After the UK taxpayer was hit with a bill for close to £100 for the government’s botched freight capacity strategy ahead of the original planned 29 March departure date, DHSC stressed that “the taxpayer will only be liable for up to around £4 million of the total value of the contract, but it is expected to be much less than this”.

It added: “The service will provide an additional level of contingency as part of necessary preparations to leave the EU on 31 October whatever the circumstances, supported by an additional £2 billion from the Treasury across government. This money includes £434 million to help ensure continuity of vital medicines and medical products through freight capacity, warehousing and stockpiling.”

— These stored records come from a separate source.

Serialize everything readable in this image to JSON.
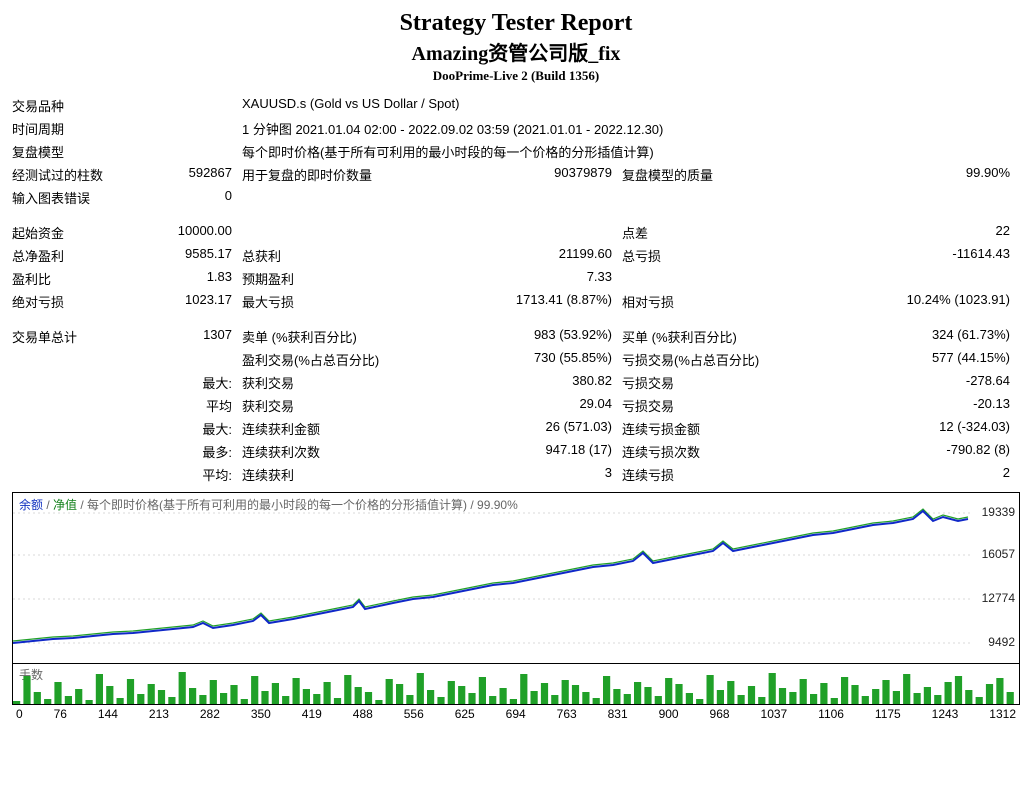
{
  "header": {
    "title": "Strategy Tester Report",
    "subtitle": "Amazing资管公司版_fix",
    "server": "DooPrime-Live 2 (Build 1356)"
  },
  "rows": {
    "symbol_lab": "交易品种",
    "symbol_val": "XAUUSD.s (Gold vs US Dollar / Spot)",
    "period_lab": "时间周期",
    "period_val": "1 分钟图 2021.01.04 02:00 - 2022.09.02 03:59 (2021.01.01 - 2022.12.30)",
    "model_lab": "复盘模型",
    "model_val": "每个即时价格(基于所有可利用的最小时段的每一个价格的分形插值计算)",
    "bars_lab": "经测试过的柱数",
    "bars_val": "592867",
    "ticks_lab": "用于复盘的即时价数量",
    "ticks_val": "90379879",
    "quality_lab": "复盘模型的质量",
    "quality_val": "99.90%",
    "chart_err_lab": "输入图表错误",
    "chart_err_val": "0",
    "init_dep_lab": "起始资金",
    "init_dep_val": "10000.00",
    "spread_lab": "点差",
    "spread_val": "22",
    "net_lab": "总净盈利",
    "net_val": "9585.17",
    "gross_p_lab": "总获利",
    "gross_p_val": "21199.60",
    "gross_l_lab": "总亏损",
    "gross_l_val": "-11614.43",
    "pf_lab": "盈利比",
    "pf_val": "1.83",
    "exp_lab": "预期盈利",
    "exp_val": "7.33",
    "abs_dd_lab": "绝对亏损",
    "abs_dd_val": "1023.17",
    "max_dd_lab": "最大亏损",
    "max_dd_val": "1713.41 (8.87%)",
    "rel_dd_lab": "相对亏损",
    "rel_dd_val": "10.24% (1023.91)",
    "total_tr_lab": "交易单总计",
    "total_tr_val": "1307",
    "short_lab": "卖单 (%获利百分比)",
    "short_val": "983 (53.92%)",
    "long_lab": "买单 (%获利百分比)",
    "long_val": "324 (61.73%)",
    "prof_tr_lab": "盈利交易(%占总百分比)",
    "prof_tr_val": "730 (55.85%)",
    "loss_tr_lab": "亏损交易(%占总百分比)",
    "loss_tr_val": "577 (44.15%)",
    "largest_lab": "最大:",
    "largest_p_lab": "获利交易",
    "largest_p_val": "380.82",
    "largest_l_lab": "亏损交易",
    "largest_l_val": "-278.64",
    "avg_lab": "平均",
    "avg_p_lab": "获利交易",
    "avg_p_val": "29.04",
    "avg_l_lab": "亏损交易",
    "avg_l_val": "-20.13",
    "max_cons_lab": "最大:",
    "max_cons_w_lab": "连续获利金额",
    "max_cons_w_val": "26 (571.03)",
    "max_cons_l_lab": "连续亏损金额",
    "max_cons_l_val": "12 (-324.03)",
    "most_cons_lab": "最多:",
    "most_cons_w_lab": "连续获利次数",
    "most_cons_w_val": "947.18 (17)",
    "most_cons_l_lab": "连续亏损次数",
    "most_cons_l_val": "-790.82 (8)",
    "avg_cons_lab": "平均:",
    "avg_cons_w_lab": "连续获利",
    "avg_cons_w_val": "3",
    "avg_cons_l_lab": "连续亏损",
    "avg_cons_l_val": "2"
  },
  "chart": {
    "legend_balance": "余额",
    "legend_equity": "净值",
    "legend_rest": " / 每个即时价格(基于所有可利用的最小时段的每一个价格的分形插值计算) / 99.90%",
    "y_ticks": [
      "19339",
      "16057",
      "12774",
      "9492"
    ],
    "y_tick_pos": [
      20,
      62,
      106,
      150
    ],
    "line_color": "#1028c8",
    "equity_color": "#20a028",
    "bg": "#ffffff",
    "grid": "#d8d8d8",
    "balance_points": [
      [
        0,
        150
      ],
      [
        20,
        148
      ],
      [
        40,
        146
      ],
      [
        60,
        145
      ],
      [
        80,
        143
      ],
      [
        100,
        141
      ],
      [
        120,
        140
      ],
      [
        140,
        138
      ],
      [
        160,
        136
      ],
      [
        180,
        134
      ],
      [
        190,
        130
      ],
      [
        200,
        135
      ],
      [
        220,
        132
      ],
      [
        240,
        128
      ],
      [
        248,
        122
      ],
      [
        256,
        130
      ],
      [
        280,
        126
      ],
      [
        300,
        122
      ],
      [
        320,
        118
      ],
      [
        340,
        114
      ],
      [
        346,
        108
      ],
      [
        352,
        116
      ],
      [
        380,
        110
      ],
      [
        400,
        106
      ],
      [
        420,
        104
      ],
      [
        440,
        100
      ],
      [
        460,
        96
      ],
      [
        480,
        92
      ],
      [
        500,
        90
      ],
      [
        520,
        86
      ],
      [
        540,
        82
      ],
      [
        560,
        78
      ],
      [
        580,
        74
      ],
      [
        600,
        72
      ],
      [
        620,
        68
      ],
      [
        630,
        60
      ],
      [
        640,
        70
      ],
      [
        660,
        66
      ],
      [
        680,
        62
      ],
      [
        700,
        58
      ],
      [
        710,
        50
      ],
      [
        720,
        58
      ],
      [
        740,
        54
      ],
      [
        760,
        50
      ],
      [
        780,
        46
      ],
      [
        800,
        42
      ],
      [
        820,
        40
      ],
      [
        840,
        36
      ],
      [
        860,
        32
      ],
      [
        880,
        30
      ],
      [
        900,
        26
      ],
      [
        910,
        18
      ],
      [
        920,
        28
      ],
      [
        930,
        24
      ],
      [
        945,
        28
      ],
      [
        955,
        26
      ]
    ],
    "lots_label": "手数",
    "lots_color": "#20a028",
    "lots_points": [
      3,
      28,
      12,
      5,
      22,
      8,
      15,
      4,
      30,
      18,
      6,
      25,
      10,
      20,
      14,
      7,
      32,
      16,
      9,
      24,
      11,
      19,
      5,
      28,
      13,
      21,
      8,
      26,
      15,
      10,
      22,
      6,
      29,
      17,
      12,
      4,
      25,
      20,
      9,
      31,
      14,
      7,
      23,
      18,
      11,
      27,
      8,
      16,
      5,
      30,
      13,
      21,
      9,
      24,
      19,
      12,
      6,
      28,
      15,
      10,
      22,
      17,
      8,
      26,
      20,
      11,
      5,
      29,
      14,
      23,
      9,
      18,
      7,
      31,
      16,
      12,
      25,
      10,
      21,
      6,
      27,
      19,
      8,
      15,
      24,
      13,
      30,
      11,
      17,
      9,
      22,
      28,
      14,
      7,
      20,
      26,
      12
    ],
    "x_ticks": [
      "0",
      "76",
      "144",
      "213",
      "282",
      "350",
      "419",
      "488",
      "556",
      "625",
      "694",
      "763",
      "831",
      "900",
      "968",
      "1037",
      "1106",
      "1175",
      "1243",
      "1312"
    ]
  }
}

It said the new service would support existing plans already in place, including:

* building buffer stocks of medicines and medical products

* changing or clarifying regulatory requirements so that companies can continue to sell their products in the UK if we have no deal

* strengthening the process and resources used to deal with shortages

* procuring additional warehouse capacity

* supporting companies to improve the readiness of their logistics and supply chains to meet the new customs and border requirements for both import and export.

Health Minister Chris Skidmore said: “I want to ensure that when we leave the EU at the end of October, all appropriate steps have been taken to ensure frontline services are fully prepared. That’s why we are stepping up preparations and strengthening our already extremely resilient contingency plans.

“This express freight service sends a clear message to the public that our plans should ensure supply of medical goods remains uninterrupted as we leave the EU.”

However, some freight sources have questioned whether the new plan really guarantees capacity to the UK government in the event that capacity is constrained under a disruptive no-deal Brexit.

Torben Carlsen, CEO of ferry and logistics group DFDS – which was one of the ferry companies asked to provide capacity in the UK government’s original tender – was asked recently about further contracts with the UK’s Department for Transport (DfT). He said: “It seems like DfT is taking a slightly different approach this time in how they prepare: they enter into agreements so that if they need capacity, they have already agreed with the terms. But it does not look like that they buy firm space as they did last time.

“We do not question their strategy. But, of course, if stockpiling happens, then there may not be that much capacity to then buy. But we are in discussions and engaging with them to offer the best possible service in that connection; but you should not expect some one-off type income from that, as it looks like right now.”